It just happens…everywhere. I agree with you, but I have not figured a way around it. Perhaps becoming a hermit might help! Good question.

mollydrew's avatar

I think it is a way of being in control and manipulating how others feel about you. By interpreting words the way they want too they can control how others feel about you and therefore manipulating situations so they feel or look better then you.

MissA's avatar

@mollydrew

That’s an interesting perspective.

lillycoyote's avatar

There aren’t too many things I hate more.

MissA's avatar

In my family, there are those who not only maneuver the facts to make ugly indictments…they originate ‘new’ facts…bold-faced lies. I don’t see them much. I’m down to about every 5 years, unless a root relative dies.

DominicX's avatar

Yeah, I really can’t stand it. I hate having to say “I didn’t say [whatever I’m being accused me of saying]”.

For me, it happens the most online. I rarely find myself using the above phrasing in real life…

ucme's avatar

It’s a tactic deployed often by people who haven’t the intellect to debate on a mature level. Used to manipulate any discussion around them. Best ignored, swept under the carpet.

Cruiser's avatar

It happens all the time. Sometimes because they simply don’t know the whole picture but other times and the ones where my undies start to get in a bunch is when they make assumptions or are just too lazy to scope out the whole picture before injecting their own opinions.

Pied_Pfeffer's avatar

The misinterpretation can occur in any environment, but from my experience, it less frequently gets out of control with people I am friends with because they will ask for clarification.
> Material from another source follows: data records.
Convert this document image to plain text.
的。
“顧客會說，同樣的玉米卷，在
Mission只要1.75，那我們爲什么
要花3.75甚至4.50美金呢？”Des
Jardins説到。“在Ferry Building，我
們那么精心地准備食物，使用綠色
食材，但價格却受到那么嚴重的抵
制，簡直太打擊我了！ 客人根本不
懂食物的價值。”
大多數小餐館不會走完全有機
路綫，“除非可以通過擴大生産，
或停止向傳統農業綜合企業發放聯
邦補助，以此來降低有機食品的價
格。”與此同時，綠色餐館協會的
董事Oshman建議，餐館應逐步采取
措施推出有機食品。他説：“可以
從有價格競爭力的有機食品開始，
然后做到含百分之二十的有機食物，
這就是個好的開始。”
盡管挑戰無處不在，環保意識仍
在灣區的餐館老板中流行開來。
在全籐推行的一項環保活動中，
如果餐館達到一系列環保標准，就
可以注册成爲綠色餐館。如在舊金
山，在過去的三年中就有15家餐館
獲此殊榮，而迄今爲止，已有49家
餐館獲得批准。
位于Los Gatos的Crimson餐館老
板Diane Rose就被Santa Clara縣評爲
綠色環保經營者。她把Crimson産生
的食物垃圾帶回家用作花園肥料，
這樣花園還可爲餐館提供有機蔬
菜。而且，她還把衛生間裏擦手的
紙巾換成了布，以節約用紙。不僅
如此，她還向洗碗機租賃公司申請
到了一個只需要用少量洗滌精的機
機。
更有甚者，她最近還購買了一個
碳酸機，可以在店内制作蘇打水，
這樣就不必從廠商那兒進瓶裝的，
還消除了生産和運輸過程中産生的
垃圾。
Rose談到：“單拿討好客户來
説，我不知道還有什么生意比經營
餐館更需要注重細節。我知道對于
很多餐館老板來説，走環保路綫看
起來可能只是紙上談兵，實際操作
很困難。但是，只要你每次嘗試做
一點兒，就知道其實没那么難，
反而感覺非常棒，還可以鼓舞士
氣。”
The work environment is where it runs rampant for me. When it does happen, the damage control is a pain. It often turns into a he said/she said scenario.

I think it is more likely to happen when someone doesn’t talk through their thought process and just gives their opinion. It becomes an open invitation for the person hearing the response to make an assumption as to why the person came to that conclusion. It often feels like they apply their own feelings to that assumption. For example, if I say, “Sue should get the promotion”, the person hearing the response assumes that this vote as been cast because he/she finds her attractive. If I share my reasons why I’d select her, there would be no reason for someone to put words in my mouth.

Mikewlf337's avatar

Happens all the time and that’s why I sometimes stay quiet and not talk to people. People like to minipulate what others said to make a mountain out of a mole hill. It pisses me off.

Frenchfry's avatar

They assume instead of ask. These people who do that stereotype and think negative more then positive. I hate that as well.

roundsquare's avatar

Its bound to happen and to some degree its good. We don’t have time to say everything so assumptions are necessary.

As I see it, the best way to control it is to realize how much someone knows you and decide how much to explain yourself based (in part) on that. My friends know how to interpret what I’m saying so I don’t usually need to explain myself too much. On fluther, I need to be more careful.

Simone_De_Beauvoir's avatar

Yeah, happens all the time on fluther.

Austinlad's avatar

YES! I have a co-worker who only finishes my sentences (usually incorrectly), but also feels the need “re-say” whatever I’ve just said. Makes me nuts.

mollydrew's avatar

@MissA your family sounds very much like mine. with my father ill and very old my siblings set out to eliminate me from potentially inheriting any of my fathers assets. it has been a difficut , stressful and expensive three years of defending myself against lies. my father has passed away and so far each charge, one by one is dropped, my father didn’t know that he charged me with three felony counts of elder abuse. my siblings cooked it up and had him sign the indightment.

MissA's avatar

@mollydrew

Oh, how horrible. I wasn’t accused of that…but, a relative said something very hurtful to my grandfather and blamed it on me. He died in my arms…neither one of us knew at that time, what had transpired. I wanted nothing material except for his jews harp, so they didn’t even need to resort to such hateful measures. I feel for you, Honey, because nobody should have to suffer through that sort of thing.

mollydrew's avatar

@MissA thank you, it did make me happy that my father knew nothing of the charges, he had early alzheimers, I never would have thought my own siblings would hurt me like this and they do not speak to me, no Thanksgiving, no Christmas, it’s very sad.

MissA's avatar

@mollydrew

If that’s truly the kind of people they are, then
you are better off with friends…your ‘chosen’ family. Wouldn’t that kind of behavior be a hard load
to carry around.

mollydrew's avatar

@MissA yes my new family are friends, my chosen family. I have worked hard at blocking my real family out of my thoughts. They do not speak to me or include me so I have moved on, unwilling to sit in pitty. thank you

MissA's avatar

@mollydrew

My best to you, as you continue on your journey through life. Good thoughts.